„Politikverdrossenheit und Missverständnisse: Ein Blick hinter die Kulissen lokaler politischer Diskussionen“

Als Mitglied der Gemeindevertretung bekommt man immer mehr das Gefühl, dass Politikverdrossenheit immer weiter um sich greift. In einem Gespräch mit Mitbürgern haben wir erfahren, wie Politik manchmal wirken kann. Es ging dabei um eine Petition von Andreas Schmitz zum Thema Vereinfachung der Bürokratie im Bereich der Anmeldung von Steckersolarmodulen. Diese Petition wurde vom YouTuber „Der Fachwerker“ kommentiert. Dabei hat die Politik Fragen zu den Patenten in einer öffentlichen Anhörung gestellt. Der YouTuber hat daraus geschlossen, dass die Politik keine Ahnung hat und sich mit dem Thema nicht auskennt. Als Teil der lokalen Politik habe ich die Hintergründe der Fragen anders interpretiert. Fragen in einer öffentlichen Anhörung werden nicht nur gestellt, weil Politiker die Antwort nicht wissen, sondern weil sie Öffentlichkeit erzeugen wollen.

Auch die Interpretation des YouTubers an vielen anderen Stellen kann man aus verschiedenen Blickwinkeln betrachten. Zum Beispiel wurde sich darüber aufgeregt, warum „die Politik“ so weit ausholt, um Dinge zu erläutern, und ob die Politikerinnen und Politiker zu viel Zeit haben, um solch eine lange Erklärung abzuhalten. Ja, so kann man es sehen. Es gibt jedoch auch eine andere Sichtweise. In einer öffentlichen Anhörung sind Zuschauer anwesend, die zwar interessiert sind, aber nicht bis ins letzte Detail informiert sind. Da wir es hier mit Menschen unterschiedlichen Informationsstands zu tun haben, ist es manchmal notwendig auszuholen, um alle mitzunehmen. Andernfalls könnten Politiker den Eindruck erwecken, abgehoben zu sein und nur Fachchinesisch zu sprechen.

Ein weiterer Punkt, weshalb die Politiker in diesem Video negativ kritisiert wurden, ist, dass man sich untereinander nur gestritten hat, anstatt sich auf die Petition zu konzentrieren. Auch hier versteht jeder diesen ersten Impuls, aber es gibt ebenfalls eine Erklärung für dieses Verhalten. Da es öffentlich war, musste jede Partei ihre Position darlegen und auf ihre eigene Arbeit hinweisen, um die Gelegenheit außerhalb ihrer eigenen Blase zu nutzen, sich zu präsentieren.

In unserer Arbeit ist es manchmal kaum zu ertragen, wie lange etwas dauert und wie lange über bestimmte Punkte diskutiert wird und warum man sich an kleinen Worten aufhält.

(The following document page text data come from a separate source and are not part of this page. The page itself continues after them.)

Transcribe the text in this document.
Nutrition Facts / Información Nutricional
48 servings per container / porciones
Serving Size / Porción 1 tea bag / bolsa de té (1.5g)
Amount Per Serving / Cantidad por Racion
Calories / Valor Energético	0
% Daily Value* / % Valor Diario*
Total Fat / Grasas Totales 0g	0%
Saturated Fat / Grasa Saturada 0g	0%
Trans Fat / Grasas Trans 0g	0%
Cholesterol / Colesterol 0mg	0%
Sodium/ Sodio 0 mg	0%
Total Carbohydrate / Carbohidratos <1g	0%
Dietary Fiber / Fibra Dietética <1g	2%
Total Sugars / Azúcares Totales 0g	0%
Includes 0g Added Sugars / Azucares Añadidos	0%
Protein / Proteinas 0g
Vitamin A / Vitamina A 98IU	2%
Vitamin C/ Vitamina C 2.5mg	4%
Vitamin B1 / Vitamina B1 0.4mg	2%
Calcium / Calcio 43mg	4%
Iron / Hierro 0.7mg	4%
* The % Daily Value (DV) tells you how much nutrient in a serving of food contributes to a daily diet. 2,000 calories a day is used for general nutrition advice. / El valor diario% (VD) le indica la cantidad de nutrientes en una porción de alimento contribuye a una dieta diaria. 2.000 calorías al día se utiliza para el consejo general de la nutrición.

Der Grund dafür sind genau solche Interpretationsspielräume, die es so schwierig machen. Die meisten Politikerinnen und Politiker versuchen alles richtig zu machen und keine falschen Entscheidungen zu treffen, besonders in der ehrenamtlichen Tätigkeit wie der Gemeindevertretung. Es ist also manchmal wie ein Drahtseilakt, den man in der Öffentlichkeitsarbeit bewältigen muss.

Wünschenswert wäre es also, diese politischen Diskussionen ohne Voreingenommenheit zu betrachten, um eine möglichst neutrale Haltung und Meinung zu entwickeln. Aber Videos, in denen politische Arbeit gelobt wird, finden auf YouTube wenig Beachtung. Daher muss man kritisieren, um Aufmerksamkeit zu erregen. Schade, aber das ist nun einmal das Geschäftsmodell und die menschliche Psyche. Schlechte Nachrichten verbreiten sich besser als gute.

Dies verstärkt leider die Politikverdrossenheit der Bürger und ist schädlich für unsere Demokratie

Wir haben daraus gelernt, nicht vorschnell zu urteilen, erst zuzuhören und die Absichten des Einzelnen möglichst neutral zu bewerten. Aber vor allem den Bürgern gut zuzuhören und den Blickwinkel auch mal zu wechseln.